PNW Travelogue - Day One

I’m no stranger to the Pacific Northwest.

Portland for work in 2016. Monterrey in 2018. Squamish, BC in 2019. Cannon Beach in 2020. Olympic National Park in 2021. Yachats in 2022.

However, each time, I was staying in a single place and therefore limited to how far I could go without spending my entire day driving (though I did that, too!). This time, I wanted to see the whole thing. The whole Oregon coast, from the border of California all the way up to Washington state. Now obviously, this is impossible even if you have 2 weeks because not only is there so much to see, but so much is dictated by the weather. I was going in late October, which is always a gamble. Will it be sunny blue skies, rendering the entire middle of the day useless for photography, or will it be gale force winds and driving rain? Sometimes I got both in one day!
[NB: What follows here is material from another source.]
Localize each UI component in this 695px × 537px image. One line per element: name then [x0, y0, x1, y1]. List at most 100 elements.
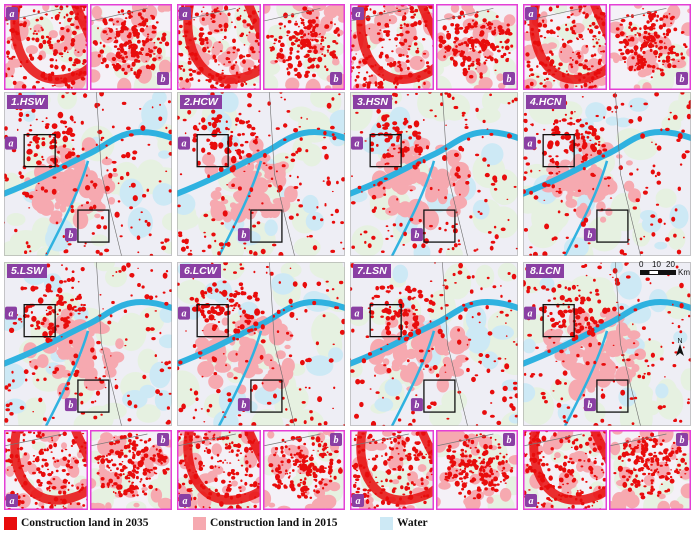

I got into Portland late in the evening on Friday, drove to my friend’s house nearby, and crashed for the night. Got out on the road around 10am, full of coffee and good food, and drove the 6 hours down from Portland to California. I did my fair share of gawking as I got further down highway 5 and then onto the much smaller Rt 199 through what was turning into redwood country. Winding roads kept me from stopping along the way, but also the knowledge that the sun was drifting further down in the sky, and forests deep in the valleys get dark, fast.

The Jedidiah Smith Redwoods State Park was along the way, and the images on AllTrails (my hiking bestie) were spectacular. The Simpson-Reed trail is short, right off the road I was on anyway, and perfect to stretch my legs after a long flight the day before and the drive from Portland.

Walking among the redwoods was everything everyone promised and more. Even when I saw pictures of people standing next to the trees, it didn’t truly begin to convey the scale. And the light! My god the light was something else, the way it streamed through the canopy high above, hitting the forest floor like a beacon.

After the redwoods, I pushed towards the coast once again, stopping off in a few small places before getting to Brookings, Oregon, which would be my home for the next 3 days.

Pelican State Beach - this fog would turn out to be settled in for the evening, shrouding the entire coastline.

I finally checked into my hotel, dropped off my stuff, and headed out to get something to eat before going to Chetco Point Park. My weather app claimed it was “partly sunny,” and I would like to know exactly where the sunny part was, because we were clearly in the not-sunny part. (I had this same experience in Iceland.)

When you’re traveling with limited time, you try to make the best of whatever conditions you’re given, which in this case was pea soup level fog and quickly dwindling light. Moody but difficult to work with.

Driftwood like the bones outside of a dragon’s lair.

The pathway looks all mysterious, but it actually leads to a waste treatment center.

Endless milky skies like there isn’t a hotel right across the way.

It was cold and damp, and the only other person crazy enough to be out there with me was a sullen skateboarding teenager that smelled strongly of weed. After about 30 minutes, I gave up, too, and headed back to the hotel with hopes that the morning would provide some good light.